For the good of the country and the planet, Democrats in Congress must stick together

Published November 4, 2021

By Rob Schofield

There are several hugely important items that were left out of the compromise domestic policy plan that President Biden urged Congress to pass last week before he left for the global climate change summit in Scotland. The list, which if common sense and broadly shared common good thinking had been ascendant in American politics and policy in recent years, would have long ago passed into law, includes:

*    a guarantee of 12 weeks of paid family leave to virtually all U.S. workers as is done in large number of advanced countries,
*    dental and vision care for Medicare recipients,
*    efforts to rein in prescription drug prices, and
*    funding for a national program to guarantee two years of tuition-free community college.
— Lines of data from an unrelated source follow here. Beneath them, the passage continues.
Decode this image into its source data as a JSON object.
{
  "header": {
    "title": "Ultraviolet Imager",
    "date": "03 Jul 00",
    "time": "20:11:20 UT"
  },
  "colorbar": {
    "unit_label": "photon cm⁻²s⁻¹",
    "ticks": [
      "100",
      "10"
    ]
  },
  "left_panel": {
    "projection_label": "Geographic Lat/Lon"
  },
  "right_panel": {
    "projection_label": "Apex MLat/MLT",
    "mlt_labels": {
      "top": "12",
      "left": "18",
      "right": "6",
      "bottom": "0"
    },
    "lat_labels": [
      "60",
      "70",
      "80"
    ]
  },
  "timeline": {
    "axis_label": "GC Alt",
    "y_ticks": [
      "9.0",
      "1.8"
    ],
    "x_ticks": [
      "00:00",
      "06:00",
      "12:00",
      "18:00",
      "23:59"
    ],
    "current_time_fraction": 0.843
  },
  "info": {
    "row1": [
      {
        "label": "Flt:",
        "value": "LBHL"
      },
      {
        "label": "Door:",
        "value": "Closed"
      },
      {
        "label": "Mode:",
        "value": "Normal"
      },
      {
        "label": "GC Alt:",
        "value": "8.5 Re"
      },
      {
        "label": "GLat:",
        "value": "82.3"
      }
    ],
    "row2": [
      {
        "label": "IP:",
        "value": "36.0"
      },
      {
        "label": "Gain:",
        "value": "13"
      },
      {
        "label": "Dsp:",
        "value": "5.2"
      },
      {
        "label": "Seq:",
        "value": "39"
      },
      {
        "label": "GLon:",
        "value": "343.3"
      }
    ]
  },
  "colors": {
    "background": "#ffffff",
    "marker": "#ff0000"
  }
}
Unfortunately, as we have been reminded time and again throughout the last several months – a period in which a former president and several other leaders in his party have repeatedly and recklessly (even criminally) sought to undermine the basic institutions of our democracy – we are not in the midst of such an era. To the contrary, we inhabit a period of deep and dangerous division in which, tragically, almost half the U.S. Congress remains committed to doing whatever it can to foil the current President’s every move and to lay the groundwork for the return of his lawless predecessor.

One might try to deny this state of affairs, or to combat it by making louder and more passionate demands for justice, or simply walk away from the battle in disgust, but the cold, hard reality of the moment is that none of these options is a realistic or responsible one.

The situation might look slightly different had the U.S. Senate campaign of North Carolina’s Cal Cunningham not gone up in flames like a piece of cigarette paper on a windy day 12 months ago, but in November 2021, getting a deeply divided Congress to pass any kind of meaningful bill on the scale of President Biden’s Build Back Better initiative is a truly herculean task and one that, ultimately, comes down to a matter of counting votes.

And so it is that caring and thinking progressives are faced with a choice: Support the President and the maddening compromises that have been forced upon him by his party’s misguided conservative wing – most notably, Sens. Manchin and Sinema – or simply pack it in, abandon the effort, and somehow approach a distracted and mercurial electorate in 2022 arguing “vote Democratic, we’ll get something meaningful done next time.”

Happily, for all the exasperating cuts that have been inflicted on the legislation, the bill that remains is still full of vitally important provisions long sought by progressives. The list includes:

*    An end to the Medicaid coverage gap in states with resistant legislatures like ours – a change that could bring affordable coverage to more than a half million uninsured North Carolinians;
*    $550 billion to combat the climate emergency, including tax breaks for electric vehicles and improvements to clean-energy transmission and storage, as well as money to help make communities more resilient to extreme weather events;
*    $400 billion to pay for a new, six-year universal pre-K program that would guarantee free preschool for 3- and-4-year-olds and limit childcare costs to no more than 7% of income for families earning up to 250% of a state’s median income;
*    Another one-year extension of the enormously successful Child Tax Credit expansion;
*    Hearing coverage for Medicare recipients;
*    Reduced premiums for health insurance bought on the ACA marketplace;
*    Improved Medicaid coverage for home care services;
*   $150 billion to expand access to affordable housing;
*    Bigger Pell Grants for low-income college students;
*   Expanded free school meals.

These are, by any fair assessment, massive and transformative policy changes that will save thousands of lives, enrich millions more and, perhaps most importantly and hopefully, jump-start our desperately overdue efforts to attack the environmental crisis that afflicts the planet.

What’s more, their enactment would lay the groundwork for even more ambitious change going forward. As veteran journalist John Micek of the Pennsylvania Capital-Star put it last week in an examination of the politics surrounding the matter:

"All Democrats have to do is come together, pass Biden’s budget bill, and then set about the relatively simple work of explaining to voters how they will benefit from the party’s domestic agenda, while also reminding them that the current GOP poses an existential threat to American democracy.”

In other words, yes, it’s deeply frustrating to miss out on the chance to pass some long-sought and badly needed progressive changes. And like any massive bill in Congress, the measure will undoubtedly include some unpalatable giveaways to well-heeled special interests.

But given where Democrats stood 12 months ago prior to the come-from-behind wins in the Georgia Senate runoffs, passage of the compromise package would, in the end, amount to a genuine political miracle and a tremendous substantive accomplishment for the good of the nation and the planet. The choice going forward ought to be obvious.